Refugees in Libya è molto attivo sui social dove diffonde video raccappriccianti e testimonianze drammatiche su ciò che sistematicamente succede nei centri di detenzione in Libia. Sui migranti costretti a fare lavori forzati, usati come schivi e costretti a pagare un riscatto per essere liberi e tentare di attaversare il Mediterraneo per raggiungere l’Europa. Anche David lo aveva fatto. Ma poi era stato intercettato insieme ai suoi compagni di viaggio, su un barcone e riportato a terra. «È stato nostro dovere raccogliere qui in Europa tutte le prove contro un trafficante di essere umani», aggiunge Yambio, che ha denunciato alla corte penale internazionale tutte quelle atrocità e i responsabili di quell’inferno libico.

In merito alla scarcerazione di Almasri aggiunge: «Cosa devo pensare di un governo che afferma di combattere i trafficanti di esseri umani e poi stringe la mano all’architetto del traffico di esseri umani?

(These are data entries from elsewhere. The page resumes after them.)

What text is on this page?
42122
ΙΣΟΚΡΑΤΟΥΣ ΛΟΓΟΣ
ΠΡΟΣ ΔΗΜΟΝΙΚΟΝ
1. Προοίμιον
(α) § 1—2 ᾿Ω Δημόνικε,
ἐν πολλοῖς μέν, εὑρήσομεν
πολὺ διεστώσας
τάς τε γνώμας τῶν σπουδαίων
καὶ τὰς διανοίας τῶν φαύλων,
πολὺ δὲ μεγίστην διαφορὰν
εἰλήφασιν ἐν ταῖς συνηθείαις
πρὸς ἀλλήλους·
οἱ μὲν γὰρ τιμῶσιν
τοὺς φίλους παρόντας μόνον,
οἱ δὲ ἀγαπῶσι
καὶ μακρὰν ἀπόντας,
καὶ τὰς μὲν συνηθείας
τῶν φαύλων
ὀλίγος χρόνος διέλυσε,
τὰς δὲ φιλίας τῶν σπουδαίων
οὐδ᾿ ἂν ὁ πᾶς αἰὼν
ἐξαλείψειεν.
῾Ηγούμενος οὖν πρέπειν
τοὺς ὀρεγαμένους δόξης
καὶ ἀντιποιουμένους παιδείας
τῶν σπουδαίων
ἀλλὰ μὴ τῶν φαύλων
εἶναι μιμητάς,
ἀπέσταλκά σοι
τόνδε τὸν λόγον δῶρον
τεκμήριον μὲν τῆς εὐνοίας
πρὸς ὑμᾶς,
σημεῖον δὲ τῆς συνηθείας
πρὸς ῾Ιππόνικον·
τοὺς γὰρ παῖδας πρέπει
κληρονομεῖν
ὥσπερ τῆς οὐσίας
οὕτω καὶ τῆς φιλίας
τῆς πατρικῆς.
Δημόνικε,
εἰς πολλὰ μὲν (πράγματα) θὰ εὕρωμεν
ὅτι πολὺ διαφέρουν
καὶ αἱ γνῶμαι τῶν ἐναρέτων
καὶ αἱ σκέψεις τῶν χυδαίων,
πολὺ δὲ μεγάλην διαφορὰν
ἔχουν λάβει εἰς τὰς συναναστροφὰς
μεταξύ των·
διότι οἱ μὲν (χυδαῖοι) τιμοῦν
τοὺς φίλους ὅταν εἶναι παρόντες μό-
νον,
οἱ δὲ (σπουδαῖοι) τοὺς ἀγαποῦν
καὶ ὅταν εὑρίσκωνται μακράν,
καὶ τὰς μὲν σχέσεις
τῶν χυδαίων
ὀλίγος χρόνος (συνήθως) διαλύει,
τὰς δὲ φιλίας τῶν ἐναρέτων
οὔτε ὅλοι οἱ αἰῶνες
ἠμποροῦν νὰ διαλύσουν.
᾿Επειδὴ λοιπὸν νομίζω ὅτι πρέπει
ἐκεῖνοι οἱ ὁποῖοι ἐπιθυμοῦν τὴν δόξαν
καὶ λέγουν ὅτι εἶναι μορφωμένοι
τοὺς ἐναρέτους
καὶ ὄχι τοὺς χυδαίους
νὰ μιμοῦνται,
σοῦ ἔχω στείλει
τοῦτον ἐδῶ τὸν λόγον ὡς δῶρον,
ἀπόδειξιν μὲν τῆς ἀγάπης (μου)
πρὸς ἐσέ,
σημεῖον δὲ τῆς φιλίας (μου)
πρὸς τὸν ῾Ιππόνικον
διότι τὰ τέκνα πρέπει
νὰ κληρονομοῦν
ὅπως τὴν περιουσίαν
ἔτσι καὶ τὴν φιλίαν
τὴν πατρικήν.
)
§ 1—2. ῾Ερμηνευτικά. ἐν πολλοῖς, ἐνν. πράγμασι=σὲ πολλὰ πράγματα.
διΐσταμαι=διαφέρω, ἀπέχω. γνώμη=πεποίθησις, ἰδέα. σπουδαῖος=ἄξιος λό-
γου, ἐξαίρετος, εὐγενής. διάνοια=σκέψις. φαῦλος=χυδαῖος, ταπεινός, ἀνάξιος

Come si conciliano le parole della Costituzione italiana con le azioni dei suoi leader? Può davvero il governo italiano affermare di difendere la legge e l’ordine quando difende così volentieri un criminale di guerra? Non riesco ancora a definire cosa provo: è un tradimento, una mancanza di riconoscimento della sofferenza di migliaia di migranti, per le tante persone che Almasri ha ucciso con le sue mani».